Sikap netral bisa menjadi positif bila tidak cukup bekal pengetahuan sebagai dasar memihak atau menentang. Netral dalam konteks ini adalah posisi temporal. Karena bila telah diperoleh cukup bekal pengetahuan, maka sikap netral mesti berubah menjadi sikap mendukung salah satu dari dua pihak yang bersengketa dan menentang pihak lainnya.

Bila netral dipertahankan sebagai sikap total terhadap apapun tanpa dipilih dan dipilih antara netral yang positif dan netral yang negatif dengan alasan tidak mencampuri urusan orang lain, maka orang lain mengambil sikap serupa. Bila hal itu terjadi, bisa dipastikan tatanan sosial runtuh dan sistem nilai serta peradaban hancur.

Orang yang bertuhan dan beragama, karena meyakini konsekuensi spiritual, moral dan legal dari kezaliman, tak melakukan kezaliman secara sadar. Tapi siapapun, termasuk yang merasa bertuhan dan beragama, menjadi pelaku kezaliman tanpa sadar ketika memilih sikap netral..
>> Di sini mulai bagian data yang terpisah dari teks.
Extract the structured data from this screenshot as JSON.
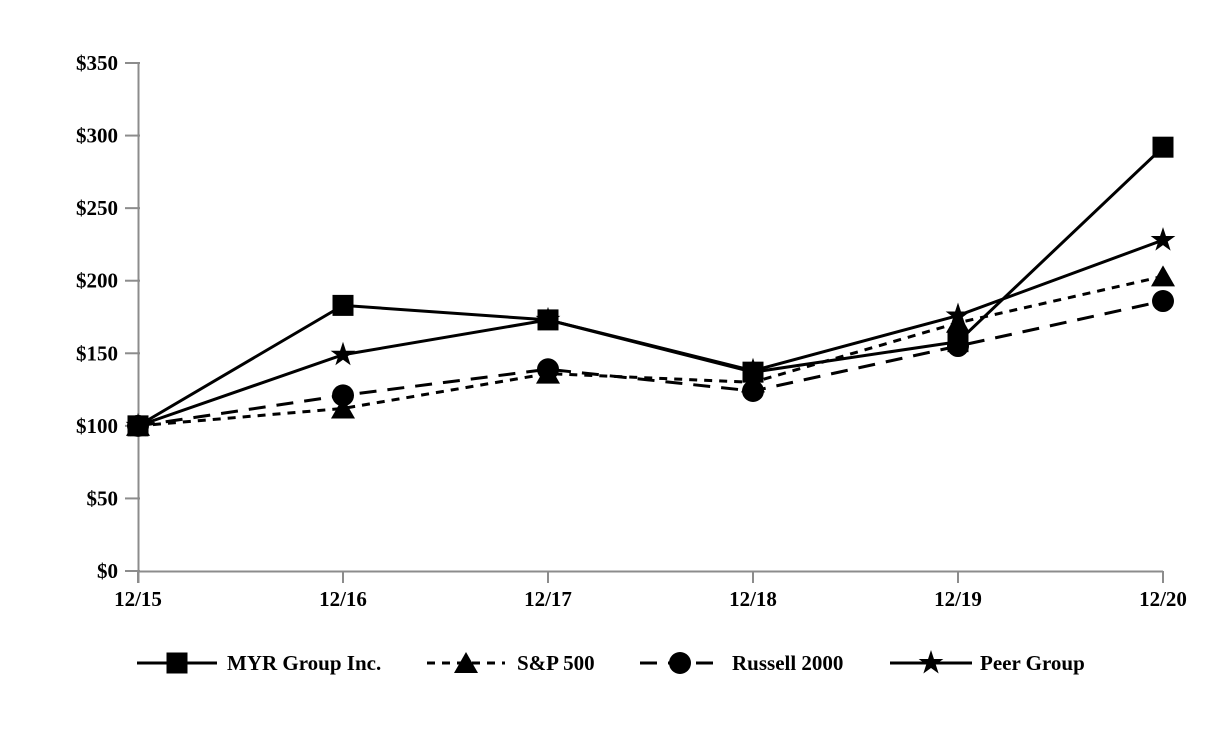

Bersikap netral dan tak menentang segala dimensi kezaliman dengan sikap dan tindakan -sesuai kapasitas dan kesempatan yang variatif- adalah kezaliman pasif dan pemihakan pasif kepada pelaku kezaliman. Dengan tak menentang kezaliman, pelaku merasa tak terhalang untuk terus melakukannya. "Dan janganlah kamu cenderung kepada orang yang zalim yang menyebabkan kamu disentuh api neraka, sedangkan kamu tidak mempunyai seorang penolong pun selain Allah, sehingga kamu tidak akan diberi pertolongan." (QS. Hud : 113).

Logika juga etika yang merupakan parameter sublim bagi umat manusia dengan segala perbedaannya mestinya dijadikan dasar pandangan, sikap dan tindakan. Logika menetapkan setiap pikiran sebagai valid dan invalid, dan tidak menyediakan opsi ketiga alias netral.